TagCloud a good idea that needs help

In my constant quest for new plug-ins and gizmos for my blog, I try out just about everything I come across, including the Quimble survey creator, which I quite like. I came across one called TagCloud that has been around for awhile and decided to try it, in part because I think tag clouds are a handy way of seeing patterns in large amounts of information. Del.icio.us has them, and someone just set one up for Google News that is kind of cool, called Newzingo.

Mike Arrington wrote about TagCloud when it first came out, back in June, and said he liked the idea, but was concerned about how long it took to generate the tag clouds. His concern was prescient, because TagCloud is now taking days to update a cloud. I set one up almost a week ago and there is still no data in it.

When I sent an email to TagCloud, I got a response saying the company was having server issues, and pointing me to this comment by founder John Herren at a Yahoo group related to TagCloud, in which he says that “the size of our userbase has grown to the point that we have a backlog of feeds to analyze,” and that updating can take several days. He says the company is changing hosting providers and hopes things will be resolved soon.

All of this is fine, and understandable — and not surprising, given the issues that companies such as Typepad and Bloglines and even del.icio.us have suffered from in recent months — except for the fact that the TagCloud website still says it will take a few minutes to update a cloud, and there is no mention even in the news section about it taking days, or any of the server-related issues Mr. Herren mentions. I would suggest that that’s not a great way to get your new users, or potential new users, to cut you some slack.

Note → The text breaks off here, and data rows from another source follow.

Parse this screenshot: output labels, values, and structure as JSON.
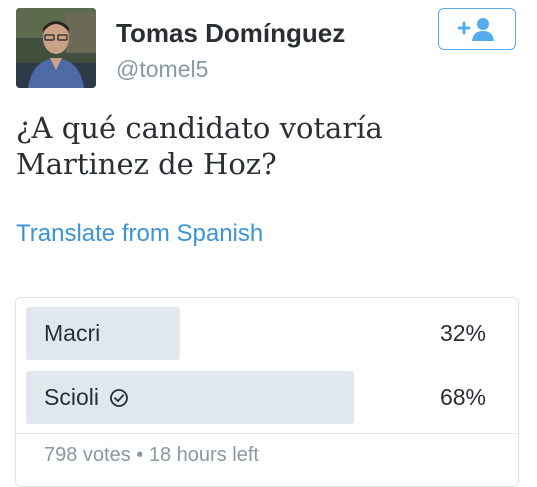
{
  "author": {
    "name": "Tomas Domínguez",
    "handle": "@tomel5",
    "avatar_icon": "profile-photo"
  },
  "follow_button": {
    "icon": "follow-user-icon",
    "color": "#55acee"
  },
  "tweet": {
    "text": "¿A qué candidato votaría Martinez de Hoz?",
    "translate_label": "Translate from Spanish"
  },
  "poll": {
    "options": [
      {
        "label": "Macri",
        "percent_text": "32%",
        "percent": 32,
        "selected": false
      },
      {
        "label": "Scioli",
        "percent_text": "68%",
        "percent": 68,
        "selected": true,
        "selected_icon": "check-circle-icon"
      }
    ],
    "votes": "798 votes",
    "separator": "•",
    "time_left": "18 hours left"
  },
  "colors": {
    "link": "#3b94d9",
    "muted": "#8899a6",
    "bar": "#e1e8ed",
    "text": "#292f33"
  }
}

As you can see if you read the comments, John has responded to my comments within a couple of hours of my posting them, and admitted that TagCloud has been remiss in not keeping people more informed about the problems they’re having, even though it is a beta service, which he said he has been working on as a side project. Thanks for the quick response, John, and best of luck at getting TagCloud up and running again.

Update 2:

As of December 11, still no data in the clouds I created, and no info in the “news” section of the website.